“Bleeding edge” is the label for people (“early adopters”) who buy new technologies so early that they have to deal with all the bugs and problems that the technologies’ creators failed to solve in their rush to market.
I have always tried to avoid the bleeding edge, but I’m also interested enough in new technologies that I itch to toy with them.
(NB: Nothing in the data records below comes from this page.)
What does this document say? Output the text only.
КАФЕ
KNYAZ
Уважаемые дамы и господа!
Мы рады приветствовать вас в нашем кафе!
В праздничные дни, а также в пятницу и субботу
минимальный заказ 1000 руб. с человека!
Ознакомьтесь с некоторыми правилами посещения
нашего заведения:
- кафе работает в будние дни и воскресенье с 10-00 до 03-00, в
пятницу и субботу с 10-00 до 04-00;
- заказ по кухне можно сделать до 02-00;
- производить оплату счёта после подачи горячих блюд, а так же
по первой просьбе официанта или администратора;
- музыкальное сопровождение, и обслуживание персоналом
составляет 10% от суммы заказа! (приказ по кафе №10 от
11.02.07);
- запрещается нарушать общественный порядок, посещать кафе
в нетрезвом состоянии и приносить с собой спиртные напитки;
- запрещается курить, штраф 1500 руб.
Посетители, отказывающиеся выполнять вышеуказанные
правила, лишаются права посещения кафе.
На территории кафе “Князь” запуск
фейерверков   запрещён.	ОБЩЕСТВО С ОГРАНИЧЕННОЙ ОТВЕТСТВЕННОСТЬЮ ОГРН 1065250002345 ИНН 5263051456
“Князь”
Usually, I grab semi-new technologies a generation or two after their introduction, once there’s been a little time to iron out the glitches and bring the prices down. (On the same theory, I will never buy a computer with the fastest processor — you can always save money buying one two or three notches slower than the fastest around, and you’ll never notice the difference.) I think this puts me at the trailing edge of the bleeding edge — the scabby edge, perhaps.
So it is that, a year or two after the 802.11b/WiFi revolution took all geekdom by storm, I have finally joined the bandwagon — with a little help from a book I’m happy to recommend, Adam Engst and Glenn Fleishman’s “Wireless Networking Starter Kit.” (Engst’s “Internet Starter Kit” was the book I used to put my Macintosh on the Net back in 1994, so this all felt right.)
What has amazed me, as I added wireless to my existing home network with its DSL connection, is how absurdly cheap the hardware is. I got a perfectly good Netgear wireless router box for $70 with a $20 rebate (and I see that in the two weeks since I bought it its price has gone down another $10); the PC card for my laptop was even cheaper — $80 but with a $50 rebate. OK, I know all this 802.11b gear is being dumped because a new generation of faster, backwards-compatible 802.11g wireless equipment is coming on the market and the manufacturers are unloading the less desirable old stock. I don’t know how any of these companies are making money, but in the meantime, there are tons of amazing bargains out there. The wireless equipment doesn’t cost much more than the ethernet cabling and hub you’d use to build a wired equivalent.